Essa ausência do estado não se verifica somente nas políticas de carreira e salários, mas também na política de formação continuada e nas condições de ensino. A maioria das formações, da qual os professores participaram, não foi ofertada em serviço pela Secretaria de Educação do estado, como prevê a LDB. Foi iniciativa dos próprios professores na busca por qualificação profissional, o que também dificulta o vínculo desse profissional com a instituição escolar, uma vez que a formação não se volta para esse contexto e, por esse motivo, não estabelece pontes entre o trabalho pedagógico, os projetos da escola e o conhecimento docente. Esse processo solitário e unilateral de formar-se docente não tem se evidenciado nas práticas pedagógicas das áreas avaliadas, uma vez que essas se mostram ainda atreladas a uma educação bancária, para citar Paulo Freire, desrespeitando os conhecimentos e capacidades dos estudantes para a construção de um processo formativo autônomo e significativo.
Outro aspecto analisado no presente estudo relaciona-se diretamente com suas práticas docentes, ou seja, a compreensão sobre as políticas educacionais por meio dos documentos curriculares. Afinal, estes regem a educação no Brasil, alicerçam e legitimam os currículos na educação básica e, consequentemente, implicam a prática docente. De acordo com Nunes e Oliveira (2017), o trabalho, a carreira, as políticas de formação e a prática educativa são conceitos articulados e centrais para o exercício profissional docente, trazendo a ideia de formação ininterrupta. Nesse sentido, conhecer e perceber o papel das legislações que percorrem a educação e, por sua vez, a prática educativa faz parte do conjunto de aspectos que acompanham a trajetória profissional do professor. Sabe-se que, com a Constituição de 1988, determinou-se a obrigatoriedade da educação para todos, como incumbência do Estado, da sociedade e da família. Nesse contexto, identifica-se a falta de um sistema nacional de educação e de um currículo de base nacional.
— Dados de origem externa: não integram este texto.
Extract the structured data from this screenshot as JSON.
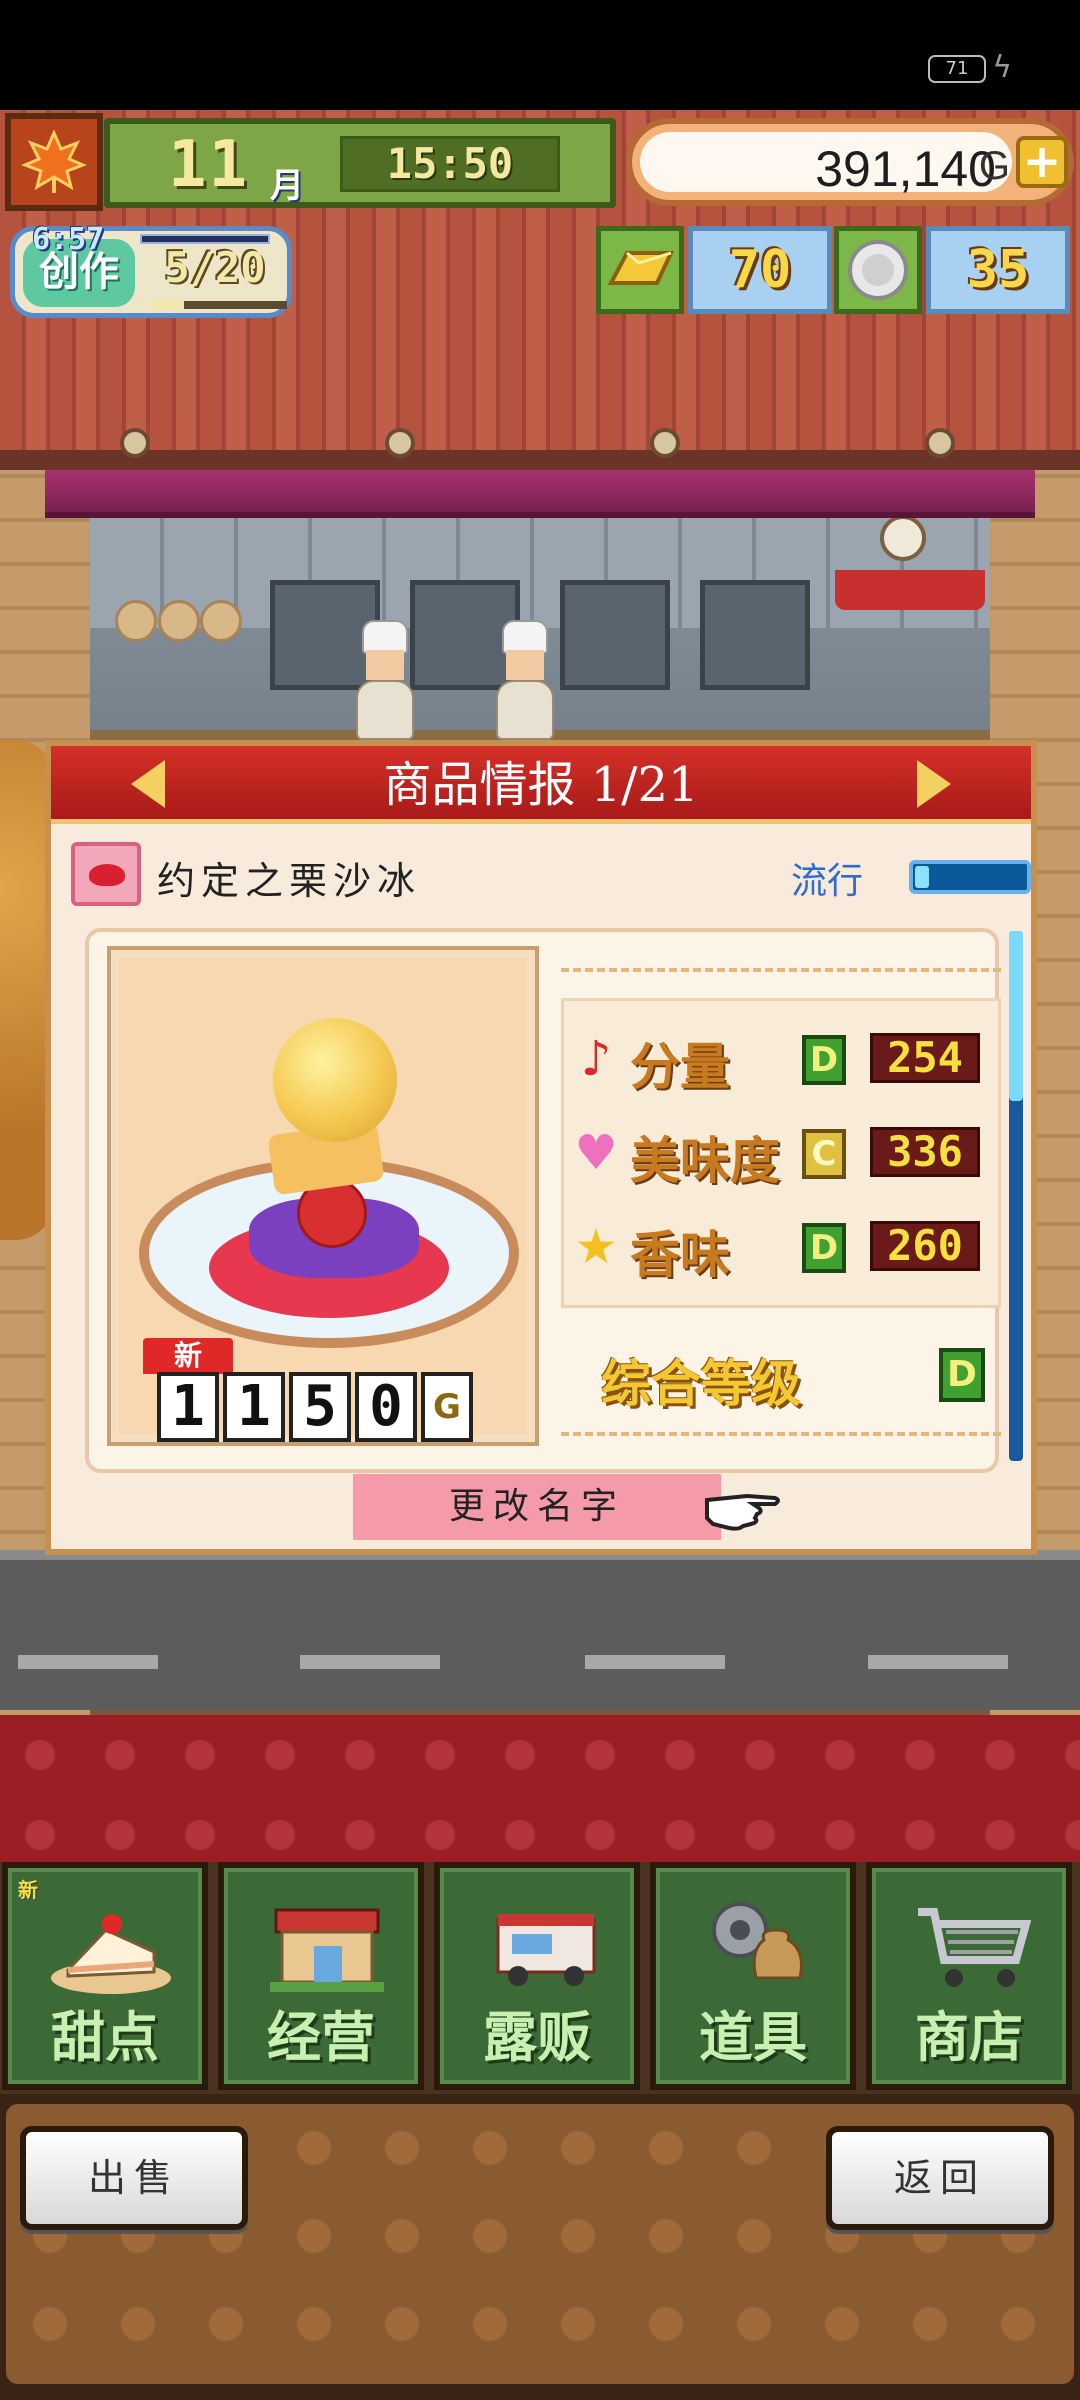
{
  "status_bar": {
    "battery": "71"
  },
  "hud": {
    "month_number": "11",
    "month_unit": "月",
    "time": "15:50",
    "money": "391,140",
    "money_unit": "G",
    "create_timer": "6:57",
    "create_label": "创作",
    "create_count": "5/20",
    "create_progress": 0.25,
    "gold_bars": "70",
    "medals": "35"
  },
  "modal": {
    "title": "商品情报 1/21",
    "item_name": "约定之栗沙冰",
    "trend_label": "流行",
    "trend_level": 0.12,
    "new_badge": "新",
    "price_digits": [
      "1",
      "1",
      "5",
      "0"
    ],
    "price_unit": "G",
    "stats": [
      {
        "label": "分量",
        "icon": "note-icon",
        "grade": "D",
        "value": "254"
      },
      {
        "label": "美味度",
        "icon": "heart-icon",
        "grade": "C",
        "value": "336"
      },
      {
        "label": "香味",
        "icon": "star-icon",
        "grade": "D",
        "value": "260"
      }
    ],
    "overall_label": "综合等级",
    "overall_grade": "D",
    "rename_button": "更改名字"
  },
  "menu": {
    "items": [
      {
        "label": "甜点",
        "icon": "cake-icon",
        "badge": "新"
      },
      {
        "label": "经营",
        "icon": "shop-building-icon"
      },
      {
        "label": "露贩",
        "icon": "food-truck-icon"
      },
      {
        "label": "道具",
        "icon": "gear-bag-icon"
      },
      {
        "label": "商店",
        "icon": "cart-icon"
      }
    ]
  },
  "footer": {
    "sell_button": "出售",
    "back_button": "返回"
  },
  "colors": {
    "header_red": "#c22420",
    "menu_green": "#3c6a36",
    "stat_value_bg": "#6a1a18",
    "grade_green": "#40a030",
    "grade_yellow": "#e0c040"
  }
}
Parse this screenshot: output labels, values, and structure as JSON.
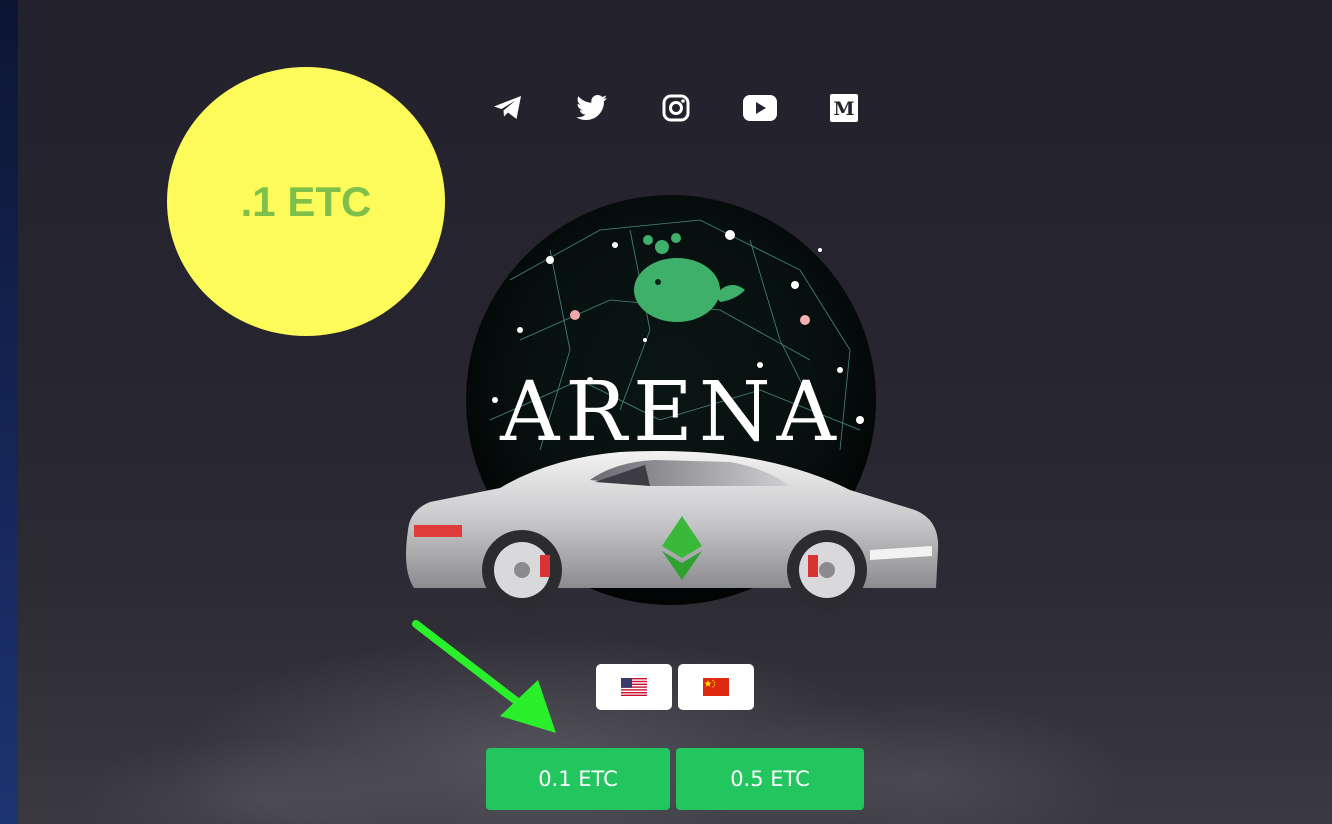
{
  "social": [
    {
      "icon": "telegram-icon"
    },
    {
      "icon": "twitter-icon"
    },
    {
      "icon": "instagram-icon"
    },
    {
      "icon": "youtube-icon"
    },
    {
      "icon": "medium-icon"
    }
  ],
  "badge": {
    "text": ".1 ETC",
    "color": "#fdfb5a",
    "text_color": "#7fbf4c"
  },
  "logo": {
    "text": "ARENA"
  },
  "languages": [
    {
      "icon": "us-flag-icon"
    },
    {
      "icon": "china-flag-icon"
    }
  ],
  "amounts": [
    {
      "label": "0.1 ETC"
    },
    {
      "label": "0.5 ETC"
    }
  ],
  "colors": {
    "accent_green": "#22c55e",
    "arrow_green": "#29f02a"
  }
}
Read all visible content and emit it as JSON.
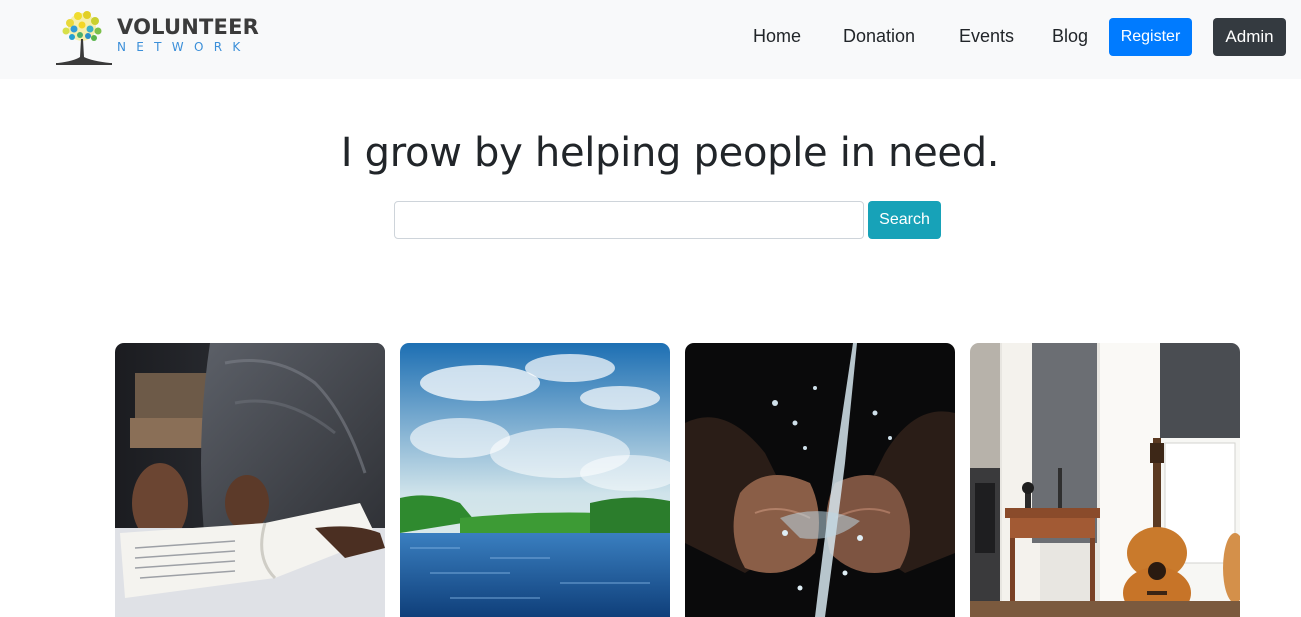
{
  "brand": {
    "title": "VOLUNTEER",
    "subtitle": "NETWORK",
    "logo_icon": "tree-logo-icon"
  },
  "nav": {
    "items": [
      {
        "label": "Home"
      },
      {
        "label": "Donation"
      },
      {
        "label": "Events"
      },
      {
        "label": "Blog"
      }
    ],
    "register_label": "Register",
    "admin_label": "Admin"
  },
  "hero": {
    "title": "I grow by helping people in need.",
    "search": {
      "value": "",
      "placeholder": "",
      "button_label": "Search"
    }
  },
  "cards": [
    {
      "image": "person-reading-book-photo"
    },
    {
      "image": "river-and-sky-photo"
    },
    {
      "image": "water-pouring-into-hands-photo"
    },
    {
      "image": "room-with-guitar-photo"
    }
  ],
  "colors": {
    "navbar_bg": "#f8f9fa",
    "register": "#007bff",
    "admin": "#343a40",
    "search": "#17a2b8",
    "brand_blue": "#3b8fd9"
  }
}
Considerando o texto constitucional, o artigo 26 da LDB estabeleceu que:
Os currículos [...], do ensino fundamental e do ensino médio devem ter base nacional comum, a ser complementada, em cada sistema de ensino [...], por uma parte diversificada, exigida pelas características regionais e locais da sociedade, da cultura, da economia e dos educandos (BRASIL, 1996).
Iniciam-se a partir desse momento a elaboração e a seleção de conteúdos a serem trabalhados nacionalmente, culminando com a criação dos Parâmetros Curriculares Nacionais (PCNs) em 1997, que trazem orientações gerais para a educação. Por sua vez, o documento da Base Nacional Comum Curricular (BNCC), homologado em 2017, ressalta o que deve ser ensinado em cada ano escolar, o que pode contribuir com o trabalho do professor e o encaminhamento daquilo que se pretende ensinar no contexto escolar, assim definindo:
[...] deve nortear os currículos dos sistemas e redes de ensino das Unidades Federativas, como também as propostas pedagógicas de todas as escolas públicas e privadas de Educação Infantil, Ensino Fundamental e Ensino Médio, em todo o Brasil.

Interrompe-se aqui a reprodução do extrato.